Regarding the planet’s shortfall of employment, there were 62 million in 2013, consisting of 32 million new job applicants, 23 million discouraged people no longer looking for work and 7 million inactive. And although 40 million hobs should be created each year to 2018, the lack of jobs is likely to grow nonetheless. And for good reason: the number of persons entering the labour market each year should be 42.6 million, according to the ILO. The unemployment rate is expected to stagnate and stay a half point above the percentage preceding the crisis, in the next five years. In Canada, the number of job applicants remains stable at 151,400 in 2012 and 2013.

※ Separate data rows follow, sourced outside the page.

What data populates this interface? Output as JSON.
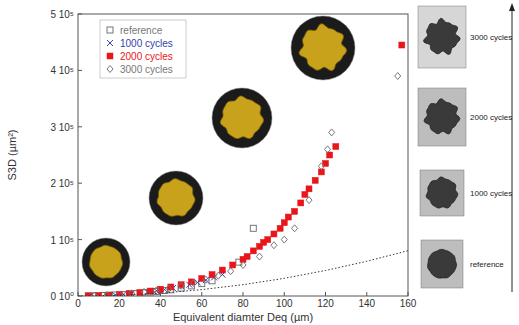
{
  "chart_data": {
    "type": "scatter",
    "x_label": "Equivalent diamter Deq (µm)",
    "y_label": "S3D (µm²)",
    "xlim": [
      0,
      160
    ],
    "ylim": [
      0,
      500000
    ],
    "xticks": [
      0,
      20,
      40,
      60,
      80,
      100,
      120,
      140,
      160
    ],
    "yticks": [
      {
        "value": 0,
        "label": "0 10⁰"
      },
      {
        "value": 100000,
        "label": "1 10⁵"
      },
      {
        "value": 200000,
        "label": "2 10⁵"
      },
      {
        "value": 300000,
        "label": "3 10⁵"
      },
      {
        "value": 400000,
        "label": "4 10⁵"
      },
      {
        "value": 500000,
        "label": "5 10⁵"
      }
    ],
    "legend": "upper-left",
    "annotations": [
      "3000 cycles",
      "2000 cycles",
      "1000 cycles",
      "reference"
    ],
    "series": [
      {
        "name": "reference",
        "color": "#777777",
        "marker": "square-open",
        "x": [
          5,
          8,
          12,
          15,
          18,
          22,
          25,
          28,
          32,
          35,
          38,
          42,
          45,
          50,
          55,
          60,
          65,
          78,
          85
        ],
        "values": [
          200,
          400,
          900,
          1300,
          1800,
          2600,
          3400,
          4300,
          5600,
          6800,
          8000,
          9800,
          11000,
          14000,
          18000,
          22000,
          27000,
          60000,
          120000
        ]
      },
      {
        "name": "1000 cycles",
        "color": "#3344aa",
        "marker": "x",
        "x": [
          6,
          10,
          14,
          18,
          22,
          26,
          30,
          34,
          38,
          42,
          46,
          50,
          54,
          58,
          62,
          66,
          70
        ],
        "values": [
          300,
          700,
          1300,
          2000,
          3000,
          4200,
          5500,
          7200,
          9200,
          11500,
          14000,
          17000,
          20000,
          24000,
          28000,
          33000,
          38000
        ]
      },
      {
        "name": "2000 cycles",
        "color": "#e8161b",
        "marker": "square",
        "x": [
          5,
          10,
          15,
          20,
          25,
          30,
          35,
          40,
          45,
          50,
          55,
          60,
          65,
          70,
          75,
          80,
          82,
          85,
          88,
          90,
          92,
          95,
          98,
          100,
          102,
          105,
          108,
          110,
          112,
          115,
          118,
          120,
          122,
          125,
          157
        ],
        "values": [
          200,
          700,
          1500,
          2600,
          4200,
          6200,
          8800,
          12000,
          16000,
          20000,
          25000,
          31000,
          38000,
          46000,
          55000,
          65000,
          70000,
          80000,
          88000,
          95000,
          100000,
          110000,
          120000,
          130000,
          140000,
          150000,
          165000,
          180000,
          190000,
          205000,
          220000,
          235000,
          250000,
          265000,
          445000
        ]
      },
      {
        "name": "3000 cycles",
        "color": "#777777",
        "marker": "diamond-open",
        "x": [
          8,
          14,
          20,
          26,
          32,
          38,
          44,
          50,
          56,
          62,
          68,
          74,
          80,
          88,
          95,
          100,
          105,
          112,
          118,
          121,
          123,
          155
        ],
        "values": [
          500,
          1400,
          2800,
          4800,
          7200,
          10000,
          13500,
          18000,
          23000,
          29000,
          36000,
          44000,
          55000,
          70000,
          90000,
          100000,
          120000,
          170000,
          230000,
          260000,
          290000,
          390000
        ]
      },
      {
        "type": "line",
        "color": "#333333",
        "line_style": "dotted",
        "x": [
          0,
          20,
          40,
          60,
          80,
          100,
          120,
          140,
          160
        ],
        "values": [
          0,
          1300,
          5000,
          11300,
          20100,
          31400,
          45200,
          61600,
          80400
        ]
      }
    ]
  }
}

13.1% of young people unemployed

The 15-24 age group is the segment of the population most affected by unemployment. In 2013, there were 74.5 million seeking work, one million more than in 2012. Their unemployment rate worldwide was 13/1% last year, a rate three times higher than older age groups. In Canada, young people who were neither working nor in training represented 14% of the 15-29 year old age group in 2007 and 15% in 2012.      In addition, the duration of unemployed has lengthened significantly and has doubled compared to that recorded before 2008. In the euro zone, for example, it reached 9 months in Greece and 8 months in Spain. Countries where the recovery has been stronger have not been spared either, with long term unemployment affecting more than 40% of job seekers in the United States. In Canada however, although the duration of unemployment was slightly higher at 4 months in 2010 and 2011, it fell to less than 4 months in 2012. The situation affects the public finances of the countries concerned, which are forced to raise taxes. Another consequence is that the long term unemployed steadily lose their skills, which makes their reintegration and professional reorientation even more difficult.

48% of jobs precarious

Independent and unpaid family workers considered precarious constituted 48% of total employment in 2013. These are those who have limited access or almost non-existent access to social security and a secure income. The number of people in a precarious work situation grew 1% compared to 2012 and even worse multiplied by five since the recession. However, the number of poor workers has decreased in recent years. There were 375 million workers living on $ 1.25 US per day and 839 million subsisting on $ 2 US in 2013, compared to 600 million and 1.1 billion in the 2000s. Last year, they represented 11.9% and 26.7% respectively of total employment.

Stimulating employment

The ILO notes that viable solutions exist. These range from a readjustment of macroeconomic policies to higher income. According to a simulation developed by the G20, readjustment would allow unemployment to be reduced 1.8% by 2020, representing 6.1 million jobs created. In addition, states should review their financing of measures in favor of increased employment. If OECD countries were to spend 1.2% of their GDP on stimulating the labour market, instead of the 0.6% they currently spend, close to 4 million hobs could be created in developed countries and the members of the European Union. The effort could pay off and the states must therefore consider it.